The following fields may be taken as completely accurate and their values are *normative* parts of Unicode and ISO/IEC 10646-1 and -2:

kIRG_GSource, kIRG_TSource, kIRG_JSource, kIRG_KSource, kIRG_KPSource, kIRG_VSource, and kIICore

The IRG dictionary fields have also been extensively proofed by IRG experts and may be taken as accurate.

The following fields have been extensively proofed by experts world-wide and may be taken as accurate:

kBigFive, kCNS1986, kGB0, kGB1, kGB3, kGB5, kGB7, kGB8, kJis0, kJis1, kJIS0213, kKSC0, kKSC1, kPseudoGB1, kCCCII, kCNS1992, kDaeJaweon, kHanYu, kIBMJapan, kKangXi, kMatthews, kMorohashi, kNelson, kXerox

The remaining fields have not been as extensively proofed and their values should be taken as provisional.

RELEASE NOTES

5.0 The kCheungBauer, kCheungBauerIndex, kFourCornerCode, and kHangul fields were added.

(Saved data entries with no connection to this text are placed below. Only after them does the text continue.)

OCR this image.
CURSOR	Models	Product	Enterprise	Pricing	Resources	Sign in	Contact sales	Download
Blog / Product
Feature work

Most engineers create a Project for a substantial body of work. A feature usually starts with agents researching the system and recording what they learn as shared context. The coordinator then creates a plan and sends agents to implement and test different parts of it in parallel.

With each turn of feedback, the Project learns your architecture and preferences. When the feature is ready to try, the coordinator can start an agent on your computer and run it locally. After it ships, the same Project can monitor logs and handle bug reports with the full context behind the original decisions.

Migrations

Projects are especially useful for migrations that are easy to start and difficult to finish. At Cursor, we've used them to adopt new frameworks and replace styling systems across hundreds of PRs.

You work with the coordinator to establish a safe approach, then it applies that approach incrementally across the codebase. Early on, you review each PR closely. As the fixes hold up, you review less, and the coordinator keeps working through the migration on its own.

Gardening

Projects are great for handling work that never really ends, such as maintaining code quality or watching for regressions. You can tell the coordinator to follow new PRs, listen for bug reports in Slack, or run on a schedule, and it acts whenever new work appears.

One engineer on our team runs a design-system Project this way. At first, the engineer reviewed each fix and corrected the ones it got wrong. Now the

4.1 The kPhonetic data was regenerated to include multiple entries for individual characters. Duplicate entries were removed from the kMandarin and kCantonese fields. All fields are now complete. The kFenn field had substantial new data added. The kFennIndex field was added. The latest data sets for kSBGY and kHanYu were included. The kAlternateKangXi and kAlternateMorohashi fields were dropped. The syntax of the kSemanticVariant and kSpecializedSemanticVariant fields was extended to include source information. The data in these two fields were substantially extended. The Cantonese field has been changed to use jyutping instead of Yale romanization. Preliminary data for new characters has been added. The various kIRG* fields have had their values resynchronized with data in ISO/IEC 10646. Numerous other individual corrections and additions were made. The header has been restructured and expanded, in preparation for moving the field descriptions into a separate document. The kRSAdobe_Japan1_6 field was added. The Cantonese readings have been extended and corrected using data from the Hong Kong Linguistic Society and Hong Kong Polytechnic University. The kIICore field was added.

4.0.1 In addition to numerous small changes and corrections, the kMandarin field has been regenerated from earlier versions of the data with later corrections re-inserted. This was required because of a script error which incorrectly assigned readings to various characters. The order of the kMandarin field has been restored to frequency order. There have been substantial updates and corrections to the kCantonese, kCihaiT, kCowles, kDefinition, kGradeLevel, kHKGlyph, kLau, kMeyerWempe, and kVietnamese fields. (The kCihaiT, kCowles, kGradeLevel, and kLau fields are now complete.) The kHanyuPinlu, kIRG_USource, and kGSR fields have been added.

KNOWN ERRORS

The Japanese and Korean readings need to be normalized. The variant fields need to be extended.